In the essay, Solomon acknowledged that disruption is coming. Goldman Sachs research estimates that AI could automate around a quarter of current working hours within the next decade. White-collar professions, including accounting, banking, and law, are likely to see many of their routine tasks taken over by machines, he wrote. The impact on certain blue-collar roles, he added, is harder to predict.

Yet Solomon laid out three reasons for believing the economy will remain resilient. AI, he argued, will free workers to focus on more complex responsibilities, raise standards within existing professions rather than eliminate them, and create new roles for people who manage and oversee AI systems inside companies. He conceded that if job destruction does occur at an unprecedented scale, a coordinated response between the public and private sectors would be needed to support displaced workers and institutions.

Solomon also invoked the economist John Maynard Keynes, who famously predicted in 1930 that by the end of the century, people would work only 15 hours a week. While that vision never materialised, Solomon suggested it serves as a useful reminder that dire forecasts about technology and employment have often overlooked its potential to lift productivity and economic growth.
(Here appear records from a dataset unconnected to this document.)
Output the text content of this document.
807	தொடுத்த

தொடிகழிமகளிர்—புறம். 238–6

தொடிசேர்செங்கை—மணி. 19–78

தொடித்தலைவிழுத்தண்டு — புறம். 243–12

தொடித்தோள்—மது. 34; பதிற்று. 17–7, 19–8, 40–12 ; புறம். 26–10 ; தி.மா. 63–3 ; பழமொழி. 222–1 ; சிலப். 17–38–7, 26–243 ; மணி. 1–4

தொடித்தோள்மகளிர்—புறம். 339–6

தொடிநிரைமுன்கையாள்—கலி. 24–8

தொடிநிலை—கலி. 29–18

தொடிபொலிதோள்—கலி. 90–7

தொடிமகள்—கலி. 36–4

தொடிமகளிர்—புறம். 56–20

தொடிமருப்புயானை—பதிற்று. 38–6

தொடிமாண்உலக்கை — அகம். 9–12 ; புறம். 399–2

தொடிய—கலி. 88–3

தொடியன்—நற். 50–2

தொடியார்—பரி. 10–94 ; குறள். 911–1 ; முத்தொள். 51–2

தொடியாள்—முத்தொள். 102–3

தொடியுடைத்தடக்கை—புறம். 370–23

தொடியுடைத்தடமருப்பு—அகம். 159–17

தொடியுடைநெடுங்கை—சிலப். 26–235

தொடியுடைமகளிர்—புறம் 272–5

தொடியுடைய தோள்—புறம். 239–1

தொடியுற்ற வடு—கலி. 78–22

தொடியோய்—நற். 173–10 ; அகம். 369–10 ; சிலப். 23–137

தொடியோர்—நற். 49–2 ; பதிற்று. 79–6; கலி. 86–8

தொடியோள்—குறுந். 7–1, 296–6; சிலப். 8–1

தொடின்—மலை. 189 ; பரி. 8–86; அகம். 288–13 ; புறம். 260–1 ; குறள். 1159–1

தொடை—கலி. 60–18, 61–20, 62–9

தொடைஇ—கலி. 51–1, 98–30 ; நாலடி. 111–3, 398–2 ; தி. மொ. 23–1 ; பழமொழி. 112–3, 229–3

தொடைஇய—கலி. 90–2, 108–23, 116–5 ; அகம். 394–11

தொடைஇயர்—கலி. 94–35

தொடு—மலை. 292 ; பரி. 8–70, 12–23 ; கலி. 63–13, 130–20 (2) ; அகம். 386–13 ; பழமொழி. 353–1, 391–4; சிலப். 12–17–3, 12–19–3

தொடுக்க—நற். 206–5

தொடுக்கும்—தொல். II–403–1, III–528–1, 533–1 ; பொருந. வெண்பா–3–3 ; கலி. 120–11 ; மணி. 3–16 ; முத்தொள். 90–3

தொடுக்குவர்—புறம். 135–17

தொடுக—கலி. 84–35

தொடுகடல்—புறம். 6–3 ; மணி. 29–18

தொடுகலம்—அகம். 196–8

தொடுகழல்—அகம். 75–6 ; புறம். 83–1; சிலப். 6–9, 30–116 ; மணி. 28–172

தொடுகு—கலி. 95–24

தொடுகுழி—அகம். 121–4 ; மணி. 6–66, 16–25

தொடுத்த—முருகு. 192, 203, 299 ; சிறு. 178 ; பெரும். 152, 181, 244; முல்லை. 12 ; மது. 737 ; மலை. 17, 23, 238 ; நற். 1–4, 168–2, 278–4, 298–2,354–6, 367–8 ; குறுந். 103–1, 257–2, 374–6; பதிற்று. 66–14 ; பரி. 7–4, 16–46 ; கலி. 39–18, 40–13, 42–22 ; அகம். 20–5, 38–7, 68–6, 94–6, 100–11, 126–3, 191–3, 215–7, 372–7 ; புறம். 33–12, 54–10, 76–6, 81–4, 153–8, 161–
According to a report by Forbes on the matter, the essay aligns with internal Goldman Sachs analysis that draws a distinction between jobs at high risk of outright substitution, such as telephone operators, insurance claims representatives, and bill collectors, and those more likely to be augmented, including education administrators, physicians, surgeons, construction managers, and chief executives. Separately, McKinsey reported in a 2025 survey that 51% of organisations said generative AI was reducing their need for entry-level hires.